Question 3: What Is the Role of Tetracycline Derivatives for the Treatment of Infections Caused by S. maltophilia?
Suggested Approach
High-dose minocycline monotherapy is a treatment consideration for mild S. maltophilia infections. High-dose minocycline in combination with a second active agent, at least until clinical improvement is observed, is suggested for the treatment of moderate to severe S. maltophilia infections. Because of the slightly more favorable in vitro data with minocycline, availability of CLSI breakpoints, oral formulation, and likely improved tolerability of minocycline relative to tigecycline, the panel favors minocycline over tigecycline, although tigecycline is also a treatment option for S. maltophilia infections.
Question 4: What Is the Role of Fluoroquinolones for the Treatment of Infections Caused by S. maltophilia?
Suggested Approach
Levofloxacin monotherapy is a treatment option for mild S. maltophilia infections. The emergence of resistance during levofloxacin therapy is a concern. If administered for the treatment of moderate to severe S. maltophilia infections, levofloxacin should only be considered in combination with a second active agent (TMP-SMX, minocycline, tigecycline, cefiderocol).

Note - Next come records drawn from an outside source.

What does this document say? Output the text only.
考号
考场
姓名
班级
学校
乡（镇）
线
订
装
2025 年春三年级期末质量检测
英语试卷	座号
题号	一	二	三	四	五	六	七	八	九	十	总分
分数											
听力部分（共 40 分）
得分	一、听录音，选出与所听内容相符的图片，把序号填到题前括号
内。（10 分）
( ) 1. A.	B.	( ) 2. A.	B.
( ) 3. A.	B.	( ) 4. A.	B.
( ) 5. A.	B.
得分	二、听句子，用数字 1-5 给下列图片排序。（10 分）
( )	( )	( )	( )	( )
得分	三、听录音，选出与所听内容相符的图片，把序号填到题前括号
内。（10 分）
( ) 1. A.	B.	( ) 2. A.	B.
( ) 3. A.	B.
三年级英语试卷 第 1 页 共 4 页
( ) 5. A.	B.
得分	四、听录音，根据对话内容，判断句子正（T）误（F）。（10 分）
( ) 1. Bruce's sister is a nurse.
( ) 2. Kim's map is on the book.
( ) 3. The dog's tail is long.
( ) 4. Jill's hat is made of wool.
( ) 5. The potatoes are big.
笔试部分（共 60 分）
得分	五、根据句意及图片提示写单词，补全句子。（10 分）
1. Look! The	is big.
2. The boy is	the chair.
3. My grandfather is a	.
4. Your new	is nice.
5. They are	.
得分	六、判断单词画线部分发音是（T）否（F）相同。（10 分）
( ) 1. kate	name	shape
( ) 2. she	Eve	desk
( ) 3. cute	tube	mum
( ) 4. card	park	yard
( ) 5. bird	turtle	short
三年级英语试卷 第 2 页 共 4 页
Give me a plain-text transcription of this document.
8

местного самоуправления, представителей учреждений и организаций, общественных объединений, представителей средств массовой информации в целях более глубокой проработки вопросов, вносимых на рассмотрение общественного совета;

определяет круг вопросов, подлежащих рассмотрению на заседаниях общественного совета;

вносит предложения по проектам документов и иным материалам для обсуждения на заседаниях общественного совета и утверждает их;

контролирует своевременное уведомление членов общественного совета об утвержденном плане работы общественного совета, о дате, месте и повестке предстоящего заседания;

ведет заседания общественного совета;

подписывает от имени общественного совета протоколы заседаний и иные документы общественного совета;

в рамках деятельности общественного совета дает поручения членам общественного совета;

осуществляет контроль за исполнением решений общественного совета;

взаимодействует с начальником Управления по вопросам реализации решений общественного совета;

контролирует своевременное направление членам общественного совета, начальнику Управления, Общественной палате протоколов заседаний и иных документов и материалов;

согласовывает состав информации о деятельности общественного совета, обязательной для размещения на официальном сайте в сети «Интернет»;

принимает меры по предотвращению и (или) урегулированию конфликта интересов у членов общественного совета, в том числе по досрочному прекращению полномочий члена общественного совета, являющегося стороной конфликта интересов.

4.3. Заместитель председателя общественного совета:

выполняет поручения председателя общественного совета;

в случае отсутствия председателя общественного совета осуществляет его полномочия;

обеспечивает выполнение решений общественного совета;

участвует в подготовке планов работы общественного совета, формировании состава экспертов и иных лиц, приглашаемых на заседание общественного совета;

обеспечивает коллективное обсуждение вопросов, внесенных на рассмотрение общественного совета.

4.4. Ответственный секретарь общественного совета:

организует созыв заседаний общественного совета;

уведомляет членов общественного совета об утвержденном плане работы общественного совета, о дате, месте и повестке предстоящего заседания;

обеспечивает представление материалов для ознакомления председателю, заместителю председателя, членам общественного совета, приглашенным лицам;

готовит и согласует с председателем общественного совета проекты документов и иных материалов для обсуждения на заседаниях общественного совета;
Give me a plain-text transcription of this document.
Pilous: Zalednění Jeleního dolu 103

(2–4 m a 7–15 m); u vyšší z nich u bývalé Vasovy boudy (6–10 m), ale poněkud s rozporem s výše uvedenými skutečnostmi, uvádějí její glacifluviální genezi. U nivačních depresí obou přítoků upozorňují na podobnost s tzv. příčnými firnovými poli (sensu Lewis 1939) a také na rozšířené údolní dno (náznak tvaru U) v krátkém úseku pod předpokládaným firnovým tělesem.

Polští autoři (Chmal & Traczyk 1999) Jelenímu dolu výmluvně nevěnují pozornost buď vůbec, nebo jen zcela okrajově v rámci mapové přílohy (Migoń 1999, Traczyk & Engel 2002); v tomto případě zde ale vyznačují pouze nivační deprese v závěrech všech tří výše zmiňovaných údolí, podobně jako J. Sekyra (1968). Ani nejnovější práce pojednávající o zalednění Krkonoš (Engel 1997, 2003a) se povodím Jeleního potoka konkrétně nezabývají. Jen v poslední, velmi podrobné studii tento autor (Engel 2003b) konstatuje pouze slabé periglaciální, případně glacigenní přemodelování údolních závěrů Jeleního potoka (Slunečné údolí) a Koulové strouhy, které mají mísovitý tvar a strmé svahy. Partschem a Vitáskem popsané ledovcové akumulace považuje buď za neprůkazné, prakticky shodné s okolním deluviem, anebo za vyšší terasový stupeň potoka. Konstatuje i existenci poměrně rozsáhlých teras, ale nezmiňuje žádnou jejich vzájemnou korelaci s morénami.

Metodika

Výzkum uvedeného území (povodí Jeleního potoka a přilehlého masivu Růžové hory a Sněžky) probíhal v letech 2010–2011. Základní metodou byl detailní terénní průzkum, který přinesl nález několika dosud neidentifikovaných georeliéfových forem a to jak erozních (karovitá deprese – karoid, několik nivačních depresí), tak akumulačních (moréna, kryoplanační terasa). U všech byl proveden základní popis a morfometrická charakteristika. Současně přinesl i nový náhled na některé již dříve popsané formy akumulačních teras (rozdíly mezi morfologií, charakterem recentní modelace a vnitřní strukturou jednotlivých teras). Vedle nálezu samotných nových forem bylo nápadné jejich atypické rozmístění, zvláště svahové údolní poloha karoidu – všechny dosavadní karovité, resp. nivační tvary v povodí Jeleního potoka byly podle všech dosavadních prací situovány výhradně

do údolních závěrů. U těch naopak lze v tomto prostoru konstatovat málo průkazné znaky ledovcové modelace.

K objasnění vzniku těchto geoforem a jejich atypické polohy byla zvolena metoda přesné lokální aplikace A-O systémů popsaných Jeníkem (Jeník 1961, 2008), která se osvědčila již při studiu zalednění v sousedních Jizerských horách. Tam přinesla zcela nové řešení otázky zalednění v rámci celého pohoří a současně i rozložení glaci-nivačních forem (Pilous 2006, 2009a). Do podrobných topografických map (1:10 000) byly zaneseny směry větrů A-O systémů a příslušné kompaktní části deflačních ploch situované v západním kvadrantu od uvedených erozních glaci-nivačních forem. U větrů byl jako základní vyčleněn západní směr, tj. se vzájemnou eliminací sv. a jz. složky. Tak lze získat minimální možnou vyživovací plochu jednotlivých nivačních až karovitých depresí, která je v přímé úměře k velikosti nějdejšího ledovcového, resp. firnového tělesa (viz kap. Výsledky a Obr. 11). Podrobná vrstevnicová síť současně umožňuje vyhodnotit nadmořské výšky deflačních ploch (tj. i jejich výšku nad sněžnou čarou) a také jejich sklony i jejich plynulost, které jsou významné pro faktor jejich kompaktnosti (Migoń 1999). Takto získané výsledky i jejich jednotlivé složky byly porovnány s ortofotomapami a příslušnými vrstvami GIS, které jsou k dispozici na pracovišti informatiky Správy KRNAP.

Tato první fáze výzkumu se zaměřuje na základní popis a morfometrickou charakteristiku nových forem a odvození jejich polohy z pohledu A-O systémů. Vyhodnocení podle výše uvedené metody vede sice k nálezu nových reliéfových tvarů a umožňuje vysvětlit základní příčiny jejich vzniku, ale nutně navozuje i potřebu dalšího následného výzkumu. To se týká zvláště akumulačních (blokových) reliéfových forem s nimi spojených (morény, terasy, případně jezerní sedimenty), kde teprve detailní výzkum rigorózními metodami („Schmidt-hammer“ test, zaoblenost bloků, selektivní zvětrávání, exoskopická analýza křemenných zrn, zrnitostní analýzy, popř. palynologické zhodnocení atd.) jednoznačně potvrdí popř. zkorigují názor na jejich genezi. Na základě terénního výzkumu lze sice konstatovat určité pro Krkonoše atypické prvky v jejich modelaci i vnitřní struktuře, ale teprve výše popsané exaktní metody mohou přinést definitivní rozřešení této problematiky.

Question 5: What Is the Role of Cefiderocol for the Treatment of Infections Caused by S. maltophilia?
Suggested Approach
Cefiderocol monotherapy is a treatment option for mild S. maltophilia infections, acknowledging the limited clinical data available with this agent. Cefiderocol in combination with a second active agent, at least until clinical improvement is observed, is suggested for the treatment of moderate to severe S. maltophiliainfections.
Question 6: What Is the Role of Ceftazidime-Avibactam and Aztreonam for the Treatment of Infections Caused by S. maltophilia?
Suggested Approach
The combination of ceftazidime-avibactam and aztreonam is suggested for moderate to severe S. maltophilia infections when neither TMP-SMX nor minocycline are considered viable treatment options.
Question 7: What Is the Role of Ceftazidime for the Treatment of Infections Caused by S. maltophilia?
Suggested Approach
Ceftazidime is not a suggested treatment option for S. maltophilia infections due to the presence of β-lactamase genes intrinsic to S. maltophilia that are expected to render ceftazidime inactive.